Paula Thomson, PsyD, Associate Professor, California State University, Northridge & Professor Emeritus, York University

"I am enthralled.
Dr. Janov has crafted a compelling and prophetic opus that could rightly dictate
PhD thesis topics for decades to come. Devoid of any "New Age" pseudoscience,
this work never strays from scientific orthodoxy and yet is perfectly accessible and
downright fascinating to any lay person interested in the mysteries of the human psyche."
Dr. Bernard Park, MD, MPH

His new book “Life Before Birth: The Hidden Script that Rules Our Lives” shows that primal therapy, the lower-brain therapeutic method popularized in the 1970’s international bestseller “Primal Scream” and his early work with John Lennon, may help alleviate depression and anxiety disorders, normalize blood pressure and serotonin levels, and improve the functioning of the immune system.
One of the book’s most intriguing theories is that fetal imprinting, an evolutionary strategy to prepare children to cope with life, establishes a permanent set-point in a child's physiology. Baby's born to mothers highly anxious during pregnancy, whether from war, natural disasters, failed marriages, or other stressful life conditions, may thus be prone to mental illness and brain dysfunction later in life.
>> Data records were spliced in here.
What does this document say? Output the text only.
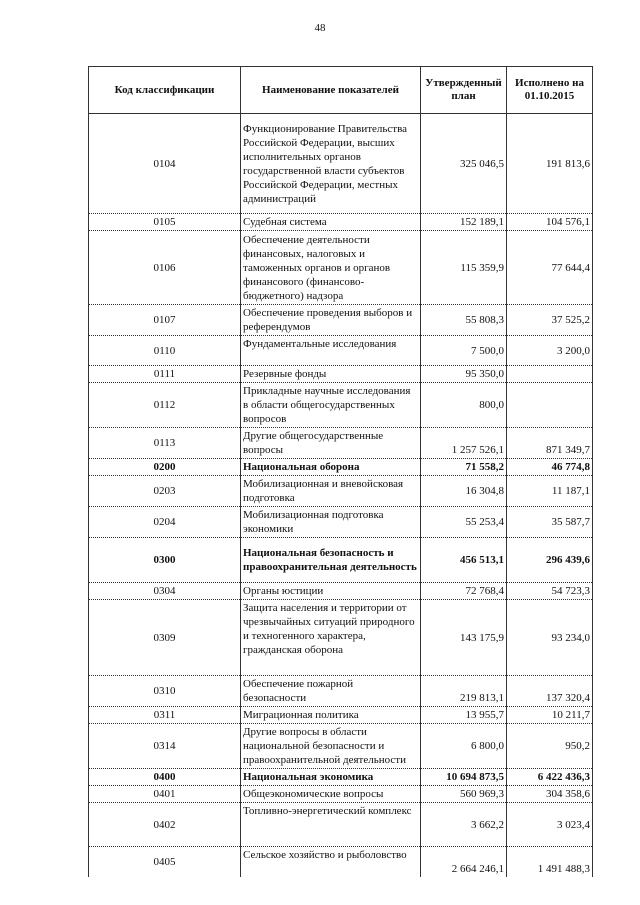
48
Код классификации	Наименование показателей	Утвержденный план	Исполнено на 01.10.2015
0104	Функционирование Правительства Российской Федерации, высших исполнительных органов государственной власти субъектов Российской Федерации, местных администраций	325 046,5	191 813,6
0105	Судебная система	152 189,1	104 576,1
0106	Обеспечение деятельности финансовых, налоговых и таможенных органов и органов финансового (финансово-бюджетного) надзора	115 359,9	77 644,4
0107	Обеспечение проведения выборов и референдумов	55 808,3	37 525,2
0110	Фундаментальные исследования	7 500,0	3 200,0
0111	Резервные фонды	95 350,0	
0112	Прикладные научные исследования в области общегосударственных вопросов	800,0	
0113	Другие общегосударственные вопросы	1 257 526,1	871 349,7
0200	Национальная оборона	71 558,2	46 774,8
0203	Мобилизационная и вневойсковая подготовка	16 304,8	11 187,1
0204	Мобилизационная подготовка экономики	55 253,4	35 587,7
0300	Национальная безопасность и правоохранительная деятельность	456 513,1	296 439,6
0304	Органы юстиции	72 768,4	54 723,3
0309	Защита населения и территории от чрезвычайных ситуаций природного и техногенного характера, гражданская оборона	143 175,9	93 234,0
0310	Обеспечение пожарной безопасности	219 813,1	137 320,4
0311	Миграционная политика	13 955,7	10 211,7
0314	Другие вопросы в области национальной безопасности и правоохранительной деятельности	6 800,0	950,2
0400	Национальная экономика	10 694 873,5	6 422 436,3
0401	Общеэкономические вопросы	560 969,3	304 358,6
0402	Топливно-энергетический комплекс	3 662,2	3 023,4
0405	Сельское хозяйство и рыболовство	2 664 246,1	1 491 488,3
Early traumatic events such as low oxygen at birth, painkillers and antidepressants administered to the mother during pregnancy, poor maternal nutrition, and a lack of parental affection in the first years of life may compound the effect.
In making the case for a brand-new, unified field theory of psychotherapy, Dr. Janov weaves together the evolutionary theories of Jean Baptiste Larmarck, the fetal development studies of Vivette Glover and K.J.S. Anand, and fascinating new research by the psychiatrist Elissa Epel suggesting that telomeres—a region of repetitive DNA critical in predicting life expectancy—may be significantly altered during pregnancy.
After explaining how hormonal and neurologic processes in the womb provide a blueprint for later mental illness and disease, Dr. Janov charts a revolutionary new course for psychotherapy. He provides a sharp critique of cognitive behavioral therapy, psychoanalysis, and other popular “talk therapy” models for treating addiction and mental illness, which he argues do not reach the limbic system and brainstem, where the effects of early trauma are registered in the nervous system.
“Life Before Birth: The Hidden Script that Rules Our Lives” is scheduled to be published by NTI Upstream in October 2011, and has tremendous implications for the future of modern psychology, pediatrics, pregnancy, and women’s health.